PART B - EVALUATE THE ENFORCING OF MINIMUM NOISE AND LIGHT DURING THE HOURS
OF DARKNESS AND THE PROPER DISPOSAL OF LITTER/TRASH
Learn to identify, evaluate, and react to common battlefield noises. Be aware of common sounds in
your area of operations. All sounds, the snap of a twig, the click of a bolt, the rattle of a canteen, the
bark of a dog, the call of the wild or domestic animals and fowl are information which could be valuable
You can learn a lot by listening. Train yourself to be patient. It may be necessary to listen in complete
silence for long periods.
Sounds can be heard better at night. This is because there are fewer noises to interfere and because
cooler, damper, night air carries sound better.
Remember sounds can reveal your presence to the enemy. Suppress a sneeze by pressing up on your
nostrils with your fingers. If you start to cough, squeeze your adam's apple slightly. If you cannot avoid
sneezing or coughing, muffle the noise by burying your nose and mouth in your hands or sleeve.
Secure and tape all metal parts, weapons slings, canteen cups, identification tags, and whatever else
you feel should be taped. Talking should only take place when it is necessary to conduct or explain
Use radios only when necessary. Keep the volume low so radios can be heard only by the operator.
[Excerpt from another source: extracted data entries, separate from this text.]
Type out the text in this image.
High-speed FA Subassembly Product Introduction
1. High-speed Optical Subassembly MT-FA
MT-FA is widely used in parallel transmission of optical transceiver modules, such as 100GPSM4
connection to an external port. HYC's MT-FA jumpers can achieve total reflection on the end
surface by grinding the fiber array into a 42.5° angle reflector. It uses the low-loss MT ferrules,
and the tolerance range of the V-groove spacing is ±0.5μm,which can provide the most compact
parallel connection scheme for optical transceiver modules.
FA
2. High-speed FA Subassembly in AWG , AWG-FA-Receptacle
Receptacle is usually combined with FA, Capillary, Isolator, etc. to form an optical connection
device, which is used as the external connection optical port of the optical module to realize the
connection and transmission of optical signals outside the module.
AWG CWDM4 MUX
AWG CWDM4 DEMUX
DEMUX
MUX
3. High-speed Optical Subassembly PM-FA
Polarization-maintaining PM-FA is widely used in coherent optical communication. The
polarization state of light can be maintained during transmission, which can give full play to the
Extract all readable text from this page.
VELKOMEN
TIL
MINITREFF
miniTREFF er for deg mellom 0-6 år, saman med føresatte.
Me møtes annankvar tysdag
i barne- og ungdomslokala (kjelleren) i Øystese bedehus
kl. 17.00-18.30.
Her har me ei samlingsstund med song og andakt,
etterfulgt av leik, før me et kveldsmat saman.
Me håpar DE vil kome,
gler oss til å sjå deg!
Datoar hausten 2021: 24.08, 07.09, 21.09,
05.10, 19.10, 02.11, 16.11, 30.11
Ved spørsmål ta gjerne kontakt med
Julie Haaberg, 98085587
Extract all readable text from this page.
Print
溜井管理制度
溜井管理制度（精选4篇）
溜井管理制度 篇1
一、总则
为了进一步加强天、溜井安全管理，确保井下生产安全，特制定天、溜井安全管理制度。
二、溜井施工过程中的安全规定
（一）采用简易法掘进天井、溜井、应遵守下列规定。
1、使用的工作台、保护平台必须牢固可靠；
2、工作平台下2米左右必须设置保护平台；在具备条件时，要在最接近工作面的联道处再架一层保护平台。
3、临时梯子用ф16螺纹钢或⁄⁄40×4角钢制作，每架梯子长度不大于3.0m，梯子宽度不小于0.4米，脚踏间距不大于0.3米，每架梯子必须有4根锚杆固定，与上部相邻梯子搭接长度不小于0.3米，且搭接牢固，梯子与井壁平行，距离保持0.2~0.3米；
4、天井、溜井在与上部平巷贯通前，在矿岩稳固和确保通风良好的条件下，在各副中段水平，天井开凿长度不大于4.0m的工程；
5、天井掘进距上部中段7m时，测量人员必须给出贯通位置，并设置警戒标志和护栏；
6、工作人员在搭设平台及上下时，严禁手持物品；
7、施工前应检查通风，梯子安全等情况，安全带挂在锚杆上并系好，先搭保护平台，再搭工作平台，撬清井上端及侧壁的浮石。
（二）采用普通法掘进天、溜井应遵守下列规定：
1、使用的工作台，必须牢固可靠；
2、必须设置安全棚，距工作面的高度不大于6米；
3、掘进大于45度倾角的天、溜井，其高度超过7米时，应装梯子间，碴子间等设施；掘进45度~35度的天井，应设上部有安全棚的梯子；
Smoking at night should be restricted. The enemy may see and smell it. If there is smoking, it should
only be where it can be concealed from enemy view.
Flashlights or other light sources must be filtered and concealed, such as under a poncho. Be sure that
you cover anything that reflects light such as metal surfaces, vehicles, glass, and many other things.
When occupying a position, take all litter such as empty food containers, empty ammo cans or boxes,
and old camouflage to established collection points. During movement, carry all litter until it can be
disposed of without leaving any trace of the unit's passage.